Gun-rights advocates rejected that characterization, though. Alan Gottlieb, chairman of the Citizens Committee for the Right to Keep and Bear Arms, painted Dettelbach’s tenure as one that further politicized the agency.

“That’s one less person Trump will have to fire after he takes office,” Gottlieb, who backed Trump and has consulted with the transition team at Mar-a-Lago in the wake of the election, said in a statement “and it is one less gun prohibition lobbyist on the government payroll.”

In addition to overseeing the implementation of Biden’s expansive rules restricting certain firearms and accessories, most of which federal courts have blocked, Dettelbach also spearheaded an initiative to crack down on licensed gun dealers. Under Biden’s “Zero-Tolerance” policy, Dettelbach and the ATF have revoked the highest number of dealer licenses in more than 20 years. That garnered him praise from gun-control advocates, who characterized the crackdown as necessary for public safety, but also put him at odds with the gun industry, who argued many of the revocations were due to minor clerical mistakes.

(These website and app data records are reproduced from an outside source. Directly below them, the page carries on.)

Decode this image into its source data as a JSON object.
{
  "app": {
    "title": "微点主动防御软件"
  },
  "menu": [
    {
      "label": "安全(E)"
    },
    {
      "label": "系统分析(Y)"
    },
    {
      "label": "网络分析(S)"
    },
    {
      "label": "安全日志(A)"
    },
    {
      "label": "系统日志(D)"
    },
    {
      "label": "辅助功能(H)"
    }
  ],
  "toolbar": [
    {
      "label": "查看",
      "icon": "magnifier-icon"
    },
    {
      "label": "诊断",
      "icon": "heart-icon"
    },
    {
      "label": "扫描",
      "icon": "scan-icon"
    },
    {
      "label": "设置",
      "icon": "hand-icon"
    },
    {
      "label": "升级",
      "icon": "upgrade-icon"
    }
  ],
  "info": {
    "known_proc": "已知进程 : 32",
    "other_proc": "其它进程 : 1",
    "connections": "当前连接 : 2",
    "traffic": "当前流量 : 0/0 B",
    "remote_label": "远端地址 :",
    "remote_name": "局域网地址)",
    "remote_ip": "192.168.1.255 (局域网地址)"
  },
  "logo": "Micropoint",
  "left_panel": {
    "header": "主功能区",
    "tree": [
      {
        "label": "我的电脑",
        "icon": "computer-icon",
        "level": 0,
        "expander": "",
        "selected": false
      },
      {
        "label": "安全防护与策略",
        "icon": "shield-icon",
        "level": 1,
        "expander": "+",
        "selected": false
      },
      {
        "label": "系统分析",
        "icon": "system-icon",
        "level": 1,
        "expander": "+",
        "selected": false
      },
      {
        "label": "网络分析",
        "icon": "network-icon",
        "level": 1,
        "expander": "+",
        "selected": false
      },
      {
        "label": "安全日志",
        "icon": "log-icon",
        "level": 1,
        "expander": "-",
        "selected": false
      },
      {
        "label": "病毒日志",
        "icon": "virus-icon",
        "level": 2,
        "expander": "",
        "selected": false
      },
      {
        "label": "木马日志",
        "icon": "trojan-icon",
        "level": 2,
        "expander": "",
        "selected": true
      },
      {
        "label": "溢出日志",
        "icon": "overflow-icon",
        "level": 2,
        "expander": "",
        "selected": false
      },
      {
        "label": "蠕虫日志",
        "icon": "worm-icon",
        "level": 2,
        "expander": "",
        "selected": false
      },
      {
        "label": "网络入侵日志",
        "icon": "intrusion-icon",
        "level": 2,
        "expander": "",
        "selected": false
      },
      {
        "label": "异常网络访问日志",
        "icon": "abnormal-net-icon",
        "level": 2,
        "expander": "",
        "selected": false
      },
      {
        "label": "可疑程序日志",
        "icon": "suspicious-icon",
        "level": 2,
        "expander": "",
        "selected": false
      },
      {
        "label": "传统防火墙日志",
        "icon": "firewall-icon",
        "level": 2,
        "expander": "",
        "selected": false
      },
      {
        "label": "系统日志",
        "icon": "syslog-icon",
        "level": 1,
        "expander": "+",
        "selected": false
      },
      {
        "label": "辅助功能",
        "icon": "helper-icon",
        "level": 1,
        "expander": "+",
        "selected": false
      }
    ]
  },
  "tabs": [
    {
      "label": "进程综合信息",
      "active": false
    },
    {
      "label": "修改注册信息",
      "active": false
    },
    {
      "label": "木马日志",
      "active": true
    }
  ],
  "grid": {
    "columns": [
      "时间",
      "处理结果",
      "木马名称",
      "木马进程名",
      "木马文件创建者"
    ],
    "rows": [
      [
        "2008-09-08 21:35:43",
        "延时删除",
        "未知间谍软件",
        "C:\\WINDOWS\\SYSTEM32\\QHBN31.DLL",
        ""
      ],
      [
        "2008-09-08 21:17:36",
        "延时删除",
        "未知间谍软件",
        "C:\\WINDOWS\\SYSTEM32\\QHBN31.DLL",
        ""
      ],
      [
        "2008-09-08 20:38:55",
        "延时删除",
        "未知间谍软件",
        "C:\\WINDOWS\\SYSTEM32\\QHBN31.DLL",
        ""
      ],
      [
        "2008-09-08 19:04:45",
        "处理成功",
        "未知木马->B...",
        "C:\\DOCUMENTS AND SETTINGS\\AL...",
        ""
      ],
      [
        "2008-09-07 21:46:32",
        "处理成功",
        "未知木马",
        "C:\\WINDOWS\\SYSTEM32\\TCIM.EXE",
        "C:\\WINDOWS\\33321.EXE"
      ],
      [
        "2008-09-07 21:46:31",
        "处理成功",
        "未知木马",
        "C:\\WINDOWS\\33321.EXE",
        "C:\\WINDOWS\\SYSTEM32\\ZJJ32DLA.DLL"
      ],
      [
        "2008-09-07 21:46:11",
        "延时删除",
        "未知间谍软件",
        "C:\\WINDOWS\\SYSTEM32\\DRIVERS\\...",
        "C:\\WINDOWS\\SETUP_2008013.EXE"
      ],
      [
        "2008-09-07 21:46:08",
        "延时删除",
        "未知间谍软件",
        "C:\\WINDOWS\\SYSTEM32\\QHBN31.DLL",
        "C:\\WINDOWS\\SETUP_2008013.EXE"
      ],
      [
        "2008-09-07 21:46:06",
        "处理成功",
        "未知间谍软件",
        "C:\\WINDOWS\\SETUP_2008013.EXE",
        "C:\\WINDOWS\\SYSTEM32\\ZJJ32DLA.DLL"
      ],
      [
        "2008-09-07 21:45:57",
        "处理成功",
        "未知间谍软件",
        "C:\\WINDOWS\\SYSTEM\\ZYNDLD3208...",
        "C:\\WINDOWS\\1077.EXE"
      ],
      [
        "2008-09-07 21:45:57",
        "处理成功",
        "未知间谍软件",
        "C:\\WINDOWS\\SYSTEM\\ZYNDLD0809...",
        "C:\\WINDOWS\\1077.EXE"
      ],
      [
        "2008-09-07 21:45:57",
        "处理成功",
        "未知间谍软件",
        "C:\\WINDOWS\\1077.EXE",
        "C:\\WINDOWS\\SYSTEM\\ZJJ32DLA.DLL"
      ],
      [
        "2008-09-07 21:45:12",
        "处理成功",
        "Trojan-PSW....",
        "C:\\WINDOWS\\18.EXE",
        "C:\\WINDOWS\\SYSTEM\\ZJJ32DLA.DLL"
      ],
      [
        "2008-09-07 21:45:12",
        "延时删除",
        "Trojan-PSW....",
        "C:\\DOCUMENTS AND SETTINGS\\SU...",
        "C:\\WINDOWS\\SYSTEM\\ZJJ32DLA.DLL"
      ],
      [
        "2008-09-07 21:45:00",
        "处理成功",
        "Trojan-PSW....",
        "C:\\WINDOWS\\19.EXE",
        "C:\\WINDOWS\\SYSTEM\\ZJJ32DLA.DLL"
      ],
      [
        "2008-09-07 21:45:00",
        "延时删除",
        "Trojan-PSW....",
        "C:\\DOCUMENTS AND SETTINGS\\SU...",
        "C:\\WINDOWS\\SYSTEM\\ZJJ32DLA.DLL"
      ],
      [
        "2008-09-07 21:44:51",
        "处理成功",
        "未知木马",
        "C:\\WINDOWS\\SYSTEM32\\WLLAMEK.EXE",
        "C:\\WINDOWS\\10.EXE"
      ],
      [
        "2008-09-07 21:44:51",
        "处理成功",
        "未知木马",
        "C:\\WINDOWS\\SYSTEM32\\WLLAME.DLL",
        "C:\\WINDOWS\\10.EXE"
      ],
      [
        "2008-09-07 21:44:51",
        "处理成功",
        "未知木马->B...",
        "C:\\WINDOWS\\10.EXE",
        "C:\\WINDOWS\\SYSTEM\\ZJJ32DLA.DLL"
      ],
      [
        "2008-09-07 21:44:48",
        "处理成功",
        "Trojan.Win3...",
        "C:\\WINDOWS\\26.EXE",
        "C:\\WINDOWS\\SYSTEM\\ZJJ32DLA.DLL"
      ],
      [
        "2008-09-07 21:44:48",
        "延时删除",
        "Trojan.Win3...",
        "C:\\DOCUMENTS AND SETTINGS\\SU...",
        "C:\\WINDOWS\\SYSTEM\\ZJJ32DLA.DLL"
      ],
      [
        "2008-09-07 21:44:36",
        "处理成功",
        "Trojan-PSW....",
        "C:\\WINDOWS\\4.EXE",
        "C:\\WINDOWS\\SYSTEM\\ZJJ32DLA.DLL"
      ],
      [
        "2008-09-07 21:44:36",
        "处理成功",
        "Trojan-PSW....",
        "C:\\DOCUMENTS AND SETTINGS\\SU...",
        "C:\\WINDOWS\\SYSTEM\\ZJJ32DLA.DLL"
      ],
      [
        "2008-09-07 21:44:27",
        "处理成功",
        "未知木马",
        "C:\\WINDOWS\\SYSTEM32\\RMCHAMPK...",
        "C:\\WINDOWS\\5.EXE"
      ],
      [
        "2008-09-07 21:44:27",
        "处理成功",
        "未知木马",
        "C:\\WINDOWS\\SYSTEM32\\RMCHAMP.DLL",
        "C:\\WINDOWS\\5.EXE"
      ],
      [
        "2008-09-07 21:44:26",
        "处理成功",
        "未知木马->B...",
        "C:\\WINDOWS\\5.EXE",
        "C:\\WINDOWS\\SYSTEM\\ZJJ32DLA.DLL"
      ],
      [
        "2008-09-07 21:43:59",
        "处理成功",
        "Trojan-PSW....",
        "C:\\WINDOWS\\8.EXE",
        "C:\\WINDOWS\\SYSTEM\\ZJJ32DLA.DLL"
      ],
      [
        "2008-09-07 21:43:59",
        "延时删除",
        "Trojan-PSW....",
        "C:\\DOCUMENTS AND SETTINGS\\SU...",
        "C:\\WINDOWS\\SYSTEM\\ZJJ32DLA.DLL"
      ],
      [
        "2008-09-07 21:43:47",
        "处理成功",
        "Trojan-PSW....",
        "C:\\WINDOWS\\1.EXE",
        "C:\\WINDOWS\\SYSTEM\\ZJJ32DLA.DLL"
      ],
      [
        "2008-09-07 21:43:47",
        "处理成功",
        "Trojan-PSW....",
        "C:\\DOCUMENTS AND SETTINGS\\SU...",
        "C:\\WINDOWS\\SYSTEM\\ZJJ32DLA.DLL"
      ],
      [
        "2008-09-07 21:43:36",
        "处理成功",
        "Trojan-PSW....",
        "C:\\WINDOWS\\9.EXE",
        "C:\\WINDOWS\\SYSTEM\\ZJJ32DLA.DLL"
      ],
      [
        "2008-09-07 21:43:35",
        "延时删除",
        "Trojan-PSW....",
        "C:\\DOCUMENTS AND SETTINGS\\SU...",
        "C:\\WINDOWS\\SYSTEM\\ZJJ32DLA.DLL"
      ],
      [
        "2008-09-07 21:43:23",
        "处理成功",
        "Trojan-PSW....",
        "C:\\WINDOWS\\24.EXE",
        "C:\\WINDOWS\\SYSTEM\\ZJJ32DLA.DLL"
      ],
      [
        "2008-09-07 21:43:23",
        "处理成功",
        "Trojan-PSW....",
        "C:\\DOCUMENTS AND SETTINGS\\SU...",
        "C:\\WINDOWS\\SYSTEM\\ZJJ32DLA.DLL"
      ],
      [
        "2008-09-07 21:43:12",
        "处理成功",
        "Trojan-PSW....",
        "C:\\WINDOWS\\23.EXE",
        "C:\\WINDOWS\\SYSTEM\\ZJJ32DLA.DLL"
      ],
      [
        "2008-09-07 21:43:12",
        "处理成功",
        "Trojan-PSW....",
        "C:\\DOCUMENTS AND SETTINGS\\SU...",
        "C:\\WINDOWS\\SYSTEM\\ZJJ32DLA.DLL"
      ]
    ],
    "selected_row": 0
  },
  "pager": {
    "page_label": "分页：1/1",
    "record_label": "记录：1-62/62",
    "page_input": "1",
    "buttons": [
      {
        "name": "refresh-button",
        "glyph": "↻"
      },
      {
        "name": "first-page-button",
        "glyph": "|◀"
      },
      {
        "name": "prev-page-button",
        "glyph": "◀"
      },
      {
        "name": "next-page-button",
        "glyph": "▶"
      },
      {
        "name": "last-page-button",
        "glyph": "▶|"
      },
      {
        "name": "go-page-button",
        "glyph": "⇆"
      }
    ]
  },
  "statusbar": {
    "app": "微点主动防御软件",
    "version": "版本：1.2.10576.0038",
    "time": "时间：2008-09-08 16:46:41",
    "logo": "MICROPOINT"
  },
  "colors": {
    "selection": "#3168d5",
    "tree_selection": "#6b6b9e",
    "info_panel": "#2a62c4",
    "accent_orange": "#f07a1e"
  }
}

“For four years, the Biden-Harris administration has waged war on gun owners and the Second Amendment, with Dettelbach leading an ATF that helped make it happen,” he said. “The next ATF director must be someone who recognizes law-abiding gun owners as allies, not enemies in the fight against crime, which is a battle we all want to win.”

Trump has not named a nominee for the position. During his first term, the agency was run entirely under acting directors, largely because the Senate rejected his first nominee, Chuck Canterbury, and he never offered up a second. Gottlieb said the next director must take an entirely different approach to enforcing the nation’s gun laws.

“We are hopeful the next ATF director will straighten the record by telling Congress, the media and the gun prohibition lobby that modern semiautomatic rifles are not ‘weapons of war,’ and that there is not, and never was, a ‘gun show loophole,'” he said. “The next ATF director should know how to disassemble a pistol instead of trying to regulate it out of existence. He should lobby Congress for funds to revive restoration-of-rights procedures, and stop harassment of lawful, small business firearms retailers. He should be someone willing to visit a gun show rather than shut it down.”

Dettelbach didn’t offer up a potential successor candidate in his resignation letter. Still, he said he hopes Trump can get a permanent director through the process because he believes the agency is better served with consistent leadership.

“I believe very strongly that the president needs to appoint a permanent director,” he told The Times. “Republicans control everything at the moment, and their inclination has been to cut. I think having a permanent director gives ATF a stronger voice in everything related to the budget, and other things that come up.”

He also thanked Biden for appointing him to the role.

“Thank you for the privilege of calling the men and women of ATF my colleagues—and calling you my President,” he told Biden in the closing of his resignation letter.